In response to your comments (below) it does seem that you are mistaken in your understanding. It is true that there are 16 banks (in current generations, 32 in the next generation, Fermi) but consecutive 32-bit words reside in consecutive banks, i.e. the address space is interleaved across the banks. This means that provided you always have an array index that can be decomposed to x + threadIdx.x (where x is not dependent on threadIdx.x, or at least is constant across groups of 16 threads) you will not have bank conflicts.
When you access the matrices further along the array, you still access them in a contiguous chunk and hence you will not have bank conflicts. It is only when you start accessing non-adjacent elements that you will have bank conflicts.
The reduction sample in the SDK illustrates bank conflicts very well by building from a naive implementation to an optimised implementation, possibly worth taking a look.
Banks are set up such that each successive 32 bits are in the next bank. So, if you declare an array of 4 byte floats, each subsequent float in the array will be in the next bank (modulo 16 or 32, depending on your architecture). I'll assume you're on compute capability 1.x, so you have a bank of width 16.

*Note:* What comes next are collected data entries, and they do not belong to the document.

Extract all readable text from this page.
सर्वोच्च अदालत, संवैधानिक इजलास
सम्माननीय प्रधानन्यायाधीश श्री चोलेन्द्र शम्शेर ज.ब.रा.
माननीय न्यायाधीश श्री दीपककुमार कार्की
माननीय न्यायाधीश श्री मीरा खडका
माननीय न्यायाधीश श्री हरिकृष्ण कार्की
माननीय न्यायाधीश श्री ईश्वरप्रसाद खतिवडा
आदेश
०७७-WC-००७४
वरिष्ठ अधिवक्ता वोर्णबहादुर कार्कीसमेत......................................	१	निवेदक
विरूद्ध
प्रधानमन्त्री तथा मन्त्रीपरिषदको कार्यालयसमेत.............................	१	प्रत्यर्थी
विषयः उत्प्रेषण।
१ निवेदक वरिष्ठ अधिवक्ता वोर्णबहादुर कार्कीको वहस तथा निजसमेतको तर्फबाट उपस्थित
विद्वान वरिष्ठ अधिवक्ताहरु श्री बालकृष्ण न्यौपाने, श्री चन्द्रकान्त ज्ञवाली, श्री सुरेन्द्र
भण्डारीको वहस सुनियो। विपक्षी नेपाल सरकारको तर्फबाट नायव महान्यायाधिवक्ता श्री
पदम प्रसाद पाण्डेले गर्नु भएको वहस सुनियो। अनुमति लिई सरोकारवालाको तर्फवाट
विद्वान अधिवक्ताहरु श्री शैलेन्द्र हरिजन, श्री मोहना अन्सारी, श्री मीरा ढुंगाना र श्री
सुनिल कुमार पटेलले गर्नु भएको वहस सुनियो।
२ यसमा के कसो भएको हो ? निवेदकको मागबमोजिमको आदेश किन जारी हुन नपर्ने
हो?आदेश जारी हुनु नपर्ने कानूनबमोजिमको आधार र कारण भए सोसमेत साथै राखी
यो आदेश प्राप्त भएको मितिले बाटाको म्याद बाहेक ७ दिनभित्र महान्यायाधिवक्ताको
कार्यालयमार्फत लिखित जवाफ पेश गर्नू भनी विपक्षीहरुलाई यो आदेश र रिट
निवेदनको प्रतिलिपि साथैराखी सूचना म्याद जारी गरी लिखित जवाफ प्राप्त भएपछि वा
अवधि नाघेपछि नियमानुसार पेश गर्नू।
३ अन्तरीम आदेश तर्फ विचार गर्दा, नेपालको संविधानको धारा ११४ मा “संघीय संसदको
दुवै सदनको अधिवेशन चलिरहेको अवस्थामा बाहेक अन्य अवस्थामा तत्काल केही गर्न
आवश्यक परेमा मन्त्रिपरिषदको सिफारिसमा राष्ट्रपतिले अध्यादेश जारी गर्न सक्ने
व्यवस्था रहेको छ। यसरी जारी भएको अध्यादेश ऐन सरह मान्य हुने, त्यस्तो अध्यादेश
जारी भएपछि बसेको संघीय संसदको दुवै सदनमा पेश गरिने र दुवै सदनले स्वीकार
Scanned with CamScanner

If you have arrays of 18 and 16, things can be funny. You can avoid bank conflicts in the 16x16 array by declaring it like
__shared__ float sixteen[16][16+1]
which avoids bank conflicts when accessing transpose elements using threadIdx.x (as I assume you're doing if you're getting conflicts). When accessing elements in, say, the first row of a 16x16 matrix, they'll all reside in the 1st bank. What you want to do is have each of these in a successive bank. Padding does this for you. You treat the array exactly as you would before, as sixteen[row][column], or similarly for a flattened matrix, as sixteen[row*(16+1)+column], if you want.

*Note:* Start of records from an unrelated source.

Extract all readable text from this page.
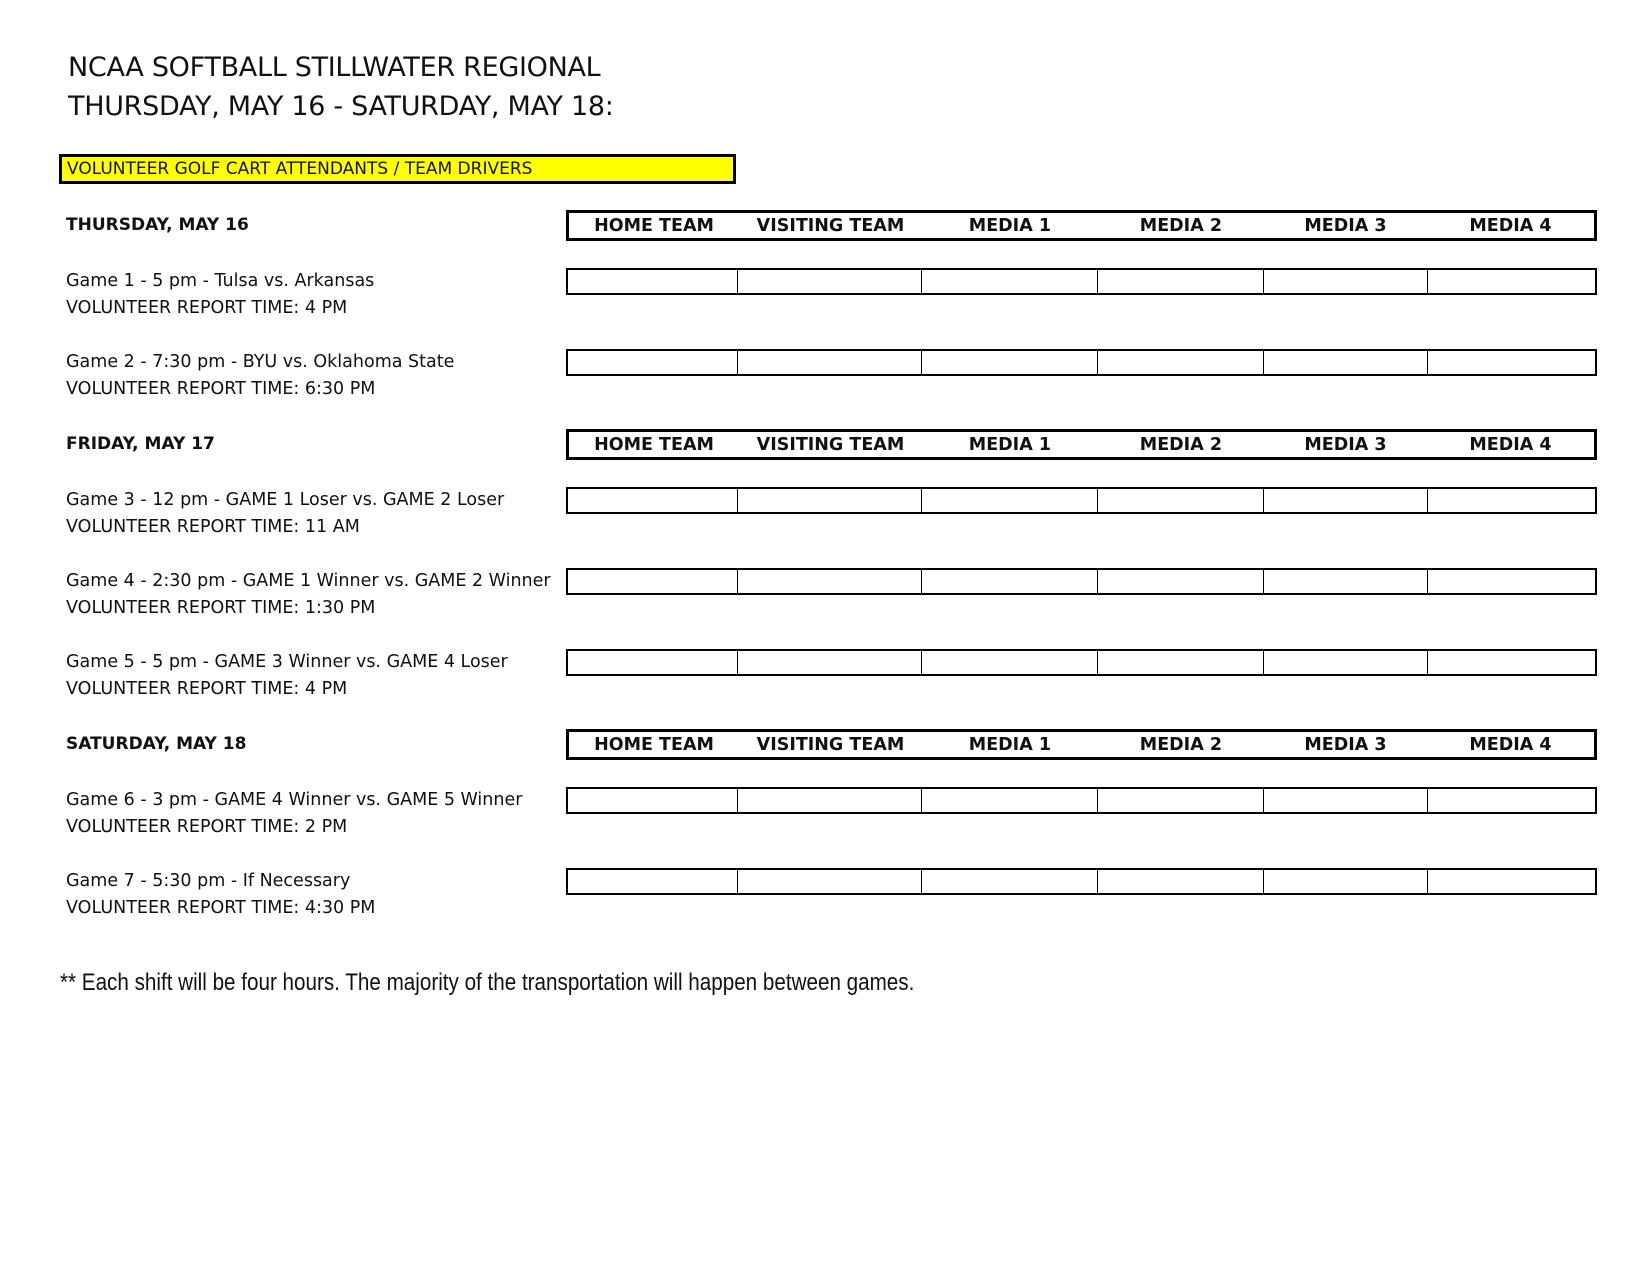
NCAA SOFTBALL STILLWATER REGIONAL
THURSDAY, MAY 16 - SATURDAY, MAY 18:
VOLUNTEER GOLF CART ATTENDANTS / TEAM DRIVERS
THURSDAY, MAY 16	HOME TEAM	VISITING TEAM	MEDIA 1	MEDIA 2	MEDIA 3	MEDIA 4
Game 1 - 5 pm - Tulsa vs. Arkansas
VOLUNTEER REPORT TIME: 4 PM
Game 2 - 7:30 pm - BYU vs. Oklahoma State
VOLUNTEER REPORT TIME: 6:30 PM
FRIDAY, MAY 17	HOME TEAM	VISITING TEAM	MEDIA 1	MEDIA 2	MEDIA 3	MEDIA 4
Game 3 - 12 pm - GAME 1 Loser vs. GAME 2 Loser
VOLUNTEER REPORT TIME: 11 AM
Game 4 - 2:30 pm - GAME 1 Winner vs. GAME 2 Winner
VOLUNTEER REPORT TIME: 1:30 PM
Game 5 - 5 pm - GAME 3 Winner vs. GAME 4 Loser
VOLUNTEER REPORT TIME: 4 PM
SATURDAY, MAY 18	HOME TEAM	VISITING TEAM	MEDIA 1	MEDIA 2	MEDIA 3	MEDIA 4
Game 6 - 3 pm - GAME 4 Winner vs. GAME 5 Winner
VOLUNTEER REPORT TIME: 2 PM
Game 7 - 5:30 pm - If Necessary
VOLUNTEER REPORT TIME: 4:30 PM
** Each shift will be four hours. The majority of the transportation will happen between games.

For the 18x18 case, when accessing in the transpose, you're moving at an even stride. The answer again is to pad by 1.
__shared__ float eighteens[18][18+1]
So now, when you access in the transpose (say accessing elements in the first column), it will access as (18+1)%16 = 3, and you'll access banks 3, 6, 9, 12, 15, 2, 5, 8 etc, so you should get no conflicts.
The particular alignment shift due to having a matrix of size 18 isn't the problem, because the starting point of the array makes no difference, it's only the order in which you access it. If you want to flatten the arrays I've proposed above, and merge them into 1, that's fine, as long as you access them in a similar fashion.